On a simple policy level, this is a defeat for Trump: His key issue in the 2016 Republican primary, and arguably the general election as well, was immigration restriction. But it’s also a political trap. If Trump chooses to battle with Democrats over DACA this close to the election, he could please parts of his base while ultimately alienating key voters who haven’t yet turned on him completely.

Ending DACA was never a great issue for Trump. Sure, some Trumpian loyalists backed the president on it: Thirty-six percent of Republicans said they opposed “granting permanent legal status to immigrants who came to the U.S. illegally when they were children” in a 2018 Pew Research Center poll. But in that same survey, 54 percent of Republicans and 73 percent of the overall public favored that idea. Moreover, according to a 2020 Pew survey, 54 percent of Republicans and 88 percent of Hispanic adults favor Congress “passing a law granting permanent legal status to immigrants who came to U.S. illegally when they were children” and 11 percent oppose it.

If Trump does take a hit with Hispanic voters, it really could damage his reelection bid. Contrary to popular belief, Trump does have a genuine Hispanic base: 28 percent voted for him in the 2016 election, and he has kept many of those voters in the fold throughout his first term. Maybe more importantly, Joe Biden has been posting underwhelming numbers with Hispanic voters since the start of the Democratic primary season. If Trump telegraphs animus toward Hispanic and Latino voters by doubling down on DACA, he could close off a potential source of new votes and help Biden make inroads with voters he has previously struggled to win.

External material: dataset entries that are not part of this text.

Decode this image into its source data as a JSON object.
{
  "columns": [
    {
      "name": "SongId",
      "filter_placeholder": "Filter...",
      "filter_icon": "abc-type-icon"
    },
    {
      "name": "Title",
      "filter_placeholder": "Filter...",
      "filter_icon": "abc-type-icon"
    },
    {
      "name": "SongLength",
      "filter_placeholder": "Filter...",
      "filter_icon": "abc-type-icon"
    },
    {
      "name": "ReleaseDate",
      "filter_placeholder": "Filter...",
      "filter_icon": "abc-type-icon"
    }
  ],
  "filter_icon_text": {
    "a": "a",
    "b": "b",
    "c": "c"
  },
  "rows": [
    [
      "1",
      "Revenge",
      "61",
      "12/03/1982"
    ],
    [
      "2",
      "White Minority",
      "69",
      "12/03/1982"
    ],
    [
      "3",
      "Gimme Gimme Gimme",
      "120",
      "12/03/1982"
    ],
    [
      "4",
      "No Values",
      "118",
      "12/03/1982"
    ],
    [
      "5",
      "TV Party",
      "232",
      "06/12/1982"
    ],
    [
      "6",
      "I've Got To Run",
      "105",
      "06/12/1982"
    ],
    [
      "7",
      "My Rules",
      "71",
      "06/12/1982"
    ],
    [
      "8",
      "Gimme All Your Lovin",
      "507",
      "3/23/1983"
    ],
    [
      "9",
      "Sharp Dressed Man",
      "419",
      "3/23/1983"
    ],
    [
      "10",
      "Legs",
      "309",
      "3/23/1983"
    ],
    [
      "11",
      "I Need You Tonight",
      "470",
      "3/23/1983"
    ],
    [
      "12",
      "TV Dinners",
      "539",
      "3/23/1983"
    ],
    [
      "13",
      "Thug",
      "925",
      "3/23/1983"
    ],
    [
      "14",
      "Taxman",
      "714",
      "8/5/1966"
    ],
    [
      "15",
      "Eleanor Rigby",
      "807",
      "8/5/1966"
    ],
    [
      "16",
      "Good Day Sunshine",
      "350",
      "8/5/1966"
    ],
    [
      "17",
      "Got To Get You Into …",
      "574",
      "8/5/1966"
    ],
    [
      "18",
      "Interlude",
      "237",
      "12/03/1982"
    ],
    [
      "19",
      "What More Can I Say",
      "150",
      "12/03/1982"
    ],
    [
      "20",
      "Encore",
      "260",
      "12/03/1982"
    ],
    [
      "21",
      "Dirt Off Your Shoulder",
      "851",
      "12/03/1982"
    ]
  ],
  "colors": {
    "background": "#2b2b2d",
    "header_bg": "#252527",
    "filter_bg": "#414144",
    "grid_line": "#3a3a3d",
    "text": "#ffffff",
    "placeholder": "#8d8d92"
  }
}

The smart move for Trump is to temporarily take a loss on DACA and move on. Trump can still loudly proclaim his opposition to immigration in general and please his most devoted fans without resurrecting an issue where roughly three-quarters of Americans disagree with him.

It’s unclear whether he will make that choice — or whether he’s capable of making it. Team Trump might sensibly decide to leave this decision alone, or the president might get distracted by the inevitable deluge of news that will hit next week.

But Trump has made a habit of intentionally waging unpopular, base-pleasing policy wars. He shut the government down over border wall funding; he pushed unpopular Affordable Care Act replacements; he championed Brett M. Kavanaugh’s Supreme Court nomination; he endorsed hugely controversial Roy Moore in the Alabama Senate race — the list goes on. Trying to revive a fight over DACA would be extremely in character for Trump.

And that’s why Team Trump should beware of DACA. Most DACA-supporting Republicans will prioritize other issues over immigration, follow their partisan loyalties and support Trump despite his stance on this issue. But he can’t afford to shed the few who could leave over this. The president has already lost ground because of his failures to competently combat the coronavirus and empathetically engage with the antiracism protests of the past few weeks, and Biden leads him by nearly nine points in national polls. Trump needs to start thinking strategically and showing a little more empathy — or this might be his last term in the White House.